The Internet of outer space could get a fuel injection, as two technology giants reportedly prepare to join forces. The Information reported Monday that Google is about to sign off on an investment deal in SpaceX. If true, the arrangement will fund the use of satellites to deliver Internet access to parts of the world that currently do without.
SpaceX CEO Elon Musk recently called the project “a global communications system that would be larger than anything that has been talked about to date.” In this scenario, his company would build and launch thousands of low-flying satellites that would deliver connectivity to several disparate and disconnected regions. Satellites usually fly as high as 22,000 miles, but these compact units would ascend to an altitude of only 750 miles.
But, he said, the space network would cost $10 billion and take five years or more to pull off. The Wall Street Journal reports that Google is considering a $1 billion investment in Musk’s satellite project, which leaves a lot of money to be raised. Further out, Musk hopes to extend the system out as far as Mars, bringing Internet connectivity to a planet the CEO wants to colonize.

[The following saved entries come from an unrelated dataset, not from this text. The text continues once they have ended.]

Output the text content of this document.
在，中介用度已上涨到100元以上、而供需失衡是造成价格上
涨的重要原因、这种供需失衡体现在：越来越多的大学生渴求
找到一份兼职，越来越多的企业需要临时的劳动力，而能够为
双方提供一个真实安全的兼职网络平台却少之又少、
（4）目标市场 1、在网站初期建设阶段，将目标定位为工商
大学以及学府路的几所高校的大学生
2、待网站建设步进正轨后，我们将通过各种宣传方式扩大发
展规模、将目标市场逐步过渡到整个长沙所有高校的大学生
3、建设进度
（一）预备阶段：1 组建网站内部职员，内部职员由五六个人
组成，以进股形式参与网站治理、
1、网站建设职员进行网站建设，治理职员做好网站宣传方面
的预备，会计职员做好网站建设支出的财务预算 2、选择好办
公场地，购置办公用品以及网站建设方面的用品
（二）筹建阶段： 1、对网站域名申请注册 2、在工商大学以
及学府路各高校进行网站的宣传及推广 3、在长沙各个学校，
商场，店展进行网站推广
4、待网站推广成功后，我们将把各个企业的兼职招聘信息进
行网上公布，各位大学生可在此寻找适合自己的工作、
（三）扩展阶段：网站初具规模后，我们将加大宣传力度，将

This wouldn’t be Google’s first push to make Internet access available from the skies. With Project Loon, the company imagined hot-air balloons delivering connectivity to remote areas; another project involves drones. Google also pursued its own satellite-based initiative last year, but the project fell apart after Greg Wyler, a crucial lead and satellite expert, left the company.
Initially, Wyler was going to work with Musk on SpaceX’s efforts, but has since started his own competing effort, OneWeb, which is backed by Virgin and Qualcomm.

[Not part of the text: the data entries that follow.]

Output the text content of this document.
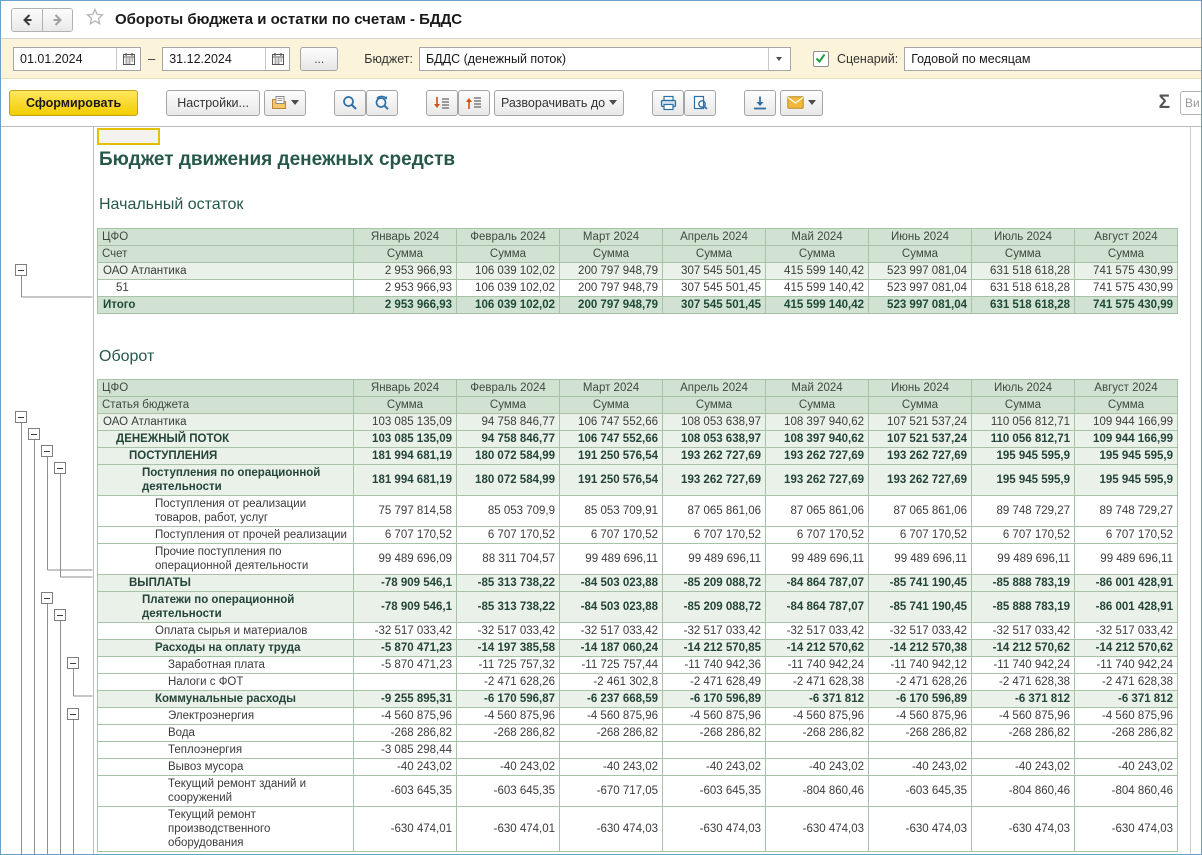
Обороты бюджета и остатки по счетам - БДДС
01.01.2024	–	31.12.2024	...	Бюджет:	БДДС (денежный поток)	Сценарий:	Годовой по месяцам
Сформировать	Настройки...	Разворачивать до	Σ	Ви
Бюджет движения денежных средств
Начальный остаток
ЦФО	Январь 2024	Февраль 2024	Март 2024	Апрель 2024	Май 2024	Июнь 2024	Июль 2024	Август 2024
Счет	Сумма	Сумма	Сумма	Сумма	Сумма	Сумма	Сумма	Сумма
ОАО Атлантика	2 953 966,93	106 039 102,02	200 797 948,79	307 545 501,45	415 599 140,42	523 997 081,04	631 518 618,28	741 575 430,99
51	2 953 966,93	106 039 102,02	200 797 948,79	307 545 501,45	415 599 140,42	523 997 081,04	631 518 618,28	741 575 430,99
Итого	2 953 966,93	106 039 102,02	200 797 948,79	307 545 501,45	415 599 140,42	523 997 081,04	631 518 618,28	741 575 430,99
Оборот
ЦФО	Январь 2024	Февраль 2024	Март 2024	Апрель 2024	Май 2024	Июнь 2024	Июль 2024	Август 2024
Статья бюджета	Сумма	Сумма	Сумма	Сумма	Сумма	Сумма	Сумма	Сумма
ОАО Атлантика	103 085 135,09	94 758 846,77	106 747 552,66	108 053 638,97	108 397 940,62	107 521 537,24	110 056 812,71	109 944 166,99
ДЕНЕЖНЫЙ ПОТОК	103 085 135,09	94 758 846,77	106 747 552,66	108 053 638,97	108 397 940,62	107 521 537,24	110 056 812,71	109 944 166,99
ПОСТУПЛЕНИЯ	181 994 681,19	180 072 584,99	191 250 576,54	193 262 727,69	193 262 727,69	193 262 727,69	195 945 595,9	195 945 595,9
Поступления по операционной деятельности	181 994 681,19	180 072 584,99	191 250 576,54	193 262 727,69	193 262 727,69	193 262 727,69	195 945 595,9	195 945 595,9
Поступления от реализации товаров, работ, услуг	75 797 814,58	85 053 709,9	85 053 709,91	87 065 861,06	87 065 861,06	87 065 861,06	89 748 729,27	89 748 729,27
Поступления от прочей реализации	6 707 170,52	6 707 170,52	6 707 170,52	6 707 170,52	6 707 170,52	6 707 170,52	6 707 170,52	6 707 170,52
Прочие поступления по операционной деятельности	99 489 696,09	88 311 704,57	99 489 696,11	99 489 696,11	99 489 696,11	99 489 696,11	99 489 696,11	99 489 696,11
ВЫПЛАТЫ	-78 909 546,1	-85 313 738,22	-84 503 023,88	-85 209 088,72	-84 864 787,07	-85 741 190,45	-85 888 783,19	-86 001 428,91
Платежи по операционной деятельности	-78 909 546,1	-85 313 738,22	-84 503 023,88	-85 209 088,72	-84 864 787,07	-85 741 190,45	-85 888 783,19	-86 001 428,91
Оплата сырья и материалов	-32 517 033,42	-32 517 033,42	-32 517 033,42	-32 517 033,42	-32 517 033,42	-32 517 033,42	-32 517 033,42	-32 517 033,42
Расходы на оплату труда	-5 870 471,23	-14 197 385,58	-14 187 060,24	-14 212 570,85	-14 212 570,62	-14 212 570,38	-14 212 570,62	-14 212 570,62
Заработная плата	-5 870 471,23	-11 725 757,32	-11 725 757,44	-11 740 942,36	-11 740 942,24	-11 740 942,12	-11 740 942,24	-11 740 942,24
Налоги с ФОТ		-2 471 628,26	-2 461 302,8	-2 471 628,49	-2 471 628,38	-2 471 628,26	-2 471 628,38	-2 471 628,38
Коммунальные расходы	-9 255 895,31	-6 170 596,87	-6 237 668,59	-6 170 596,89	-6 371 812	-6 170 596,89	-6 371 812	-6 371 812
Электроэнергия	-4 560 875,96	-4 560 875,96	-4 560 875,96	-4 560 875,96	-4 560 875,96	-4 560 875,96	-4 560 875,96	-4 560 875,96
Вода	-268 286,82	-268 286,82	-268 286,82	-268 286,82	-268 286,82	-268 286,82	-268 286,82	-268 286,82
Теплоэнергия	-3 085 298,44							
Вывоз мусора	-40 243,02	-40 243,02	-40 243,02	-40 243,02	-40 243,02	-40 243,02	-40 243,02	-40 243,02
Текущий ремонт зданий и сооружений	-603 645,35	-603 645,35	-670 717,05	-603 645,35	-804 860,46	-603 645,35	-804 860,46	-804 860,46
Текущий ремонт производственного оборудования	-630 474,01	-630 474,01	-630 474,03	-630 474,03	-630 474,03	-630 474,03	-630 474,03	-630 474,03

SpaceX’s effort won’t trifle with wireless spectrum, since it doesn’t rely on radio waves. Instead, it plans to use optical lasers to transmit the signals—which sounds like science fiction and, say skeptics, may not amount to much more in reality.
That may be par for the course for Musk, who has a reputation as king of the moon shots. Apart from the interstellar ambitions of SpaceX, the Tesla founder is also currently pursuing his slightly more grounded Hyperloop project, setting forth plans to build out a test site for the superhigh-speed transportation system in Texas.
Neither SpaceX nor Google immediately responded to a request for comment.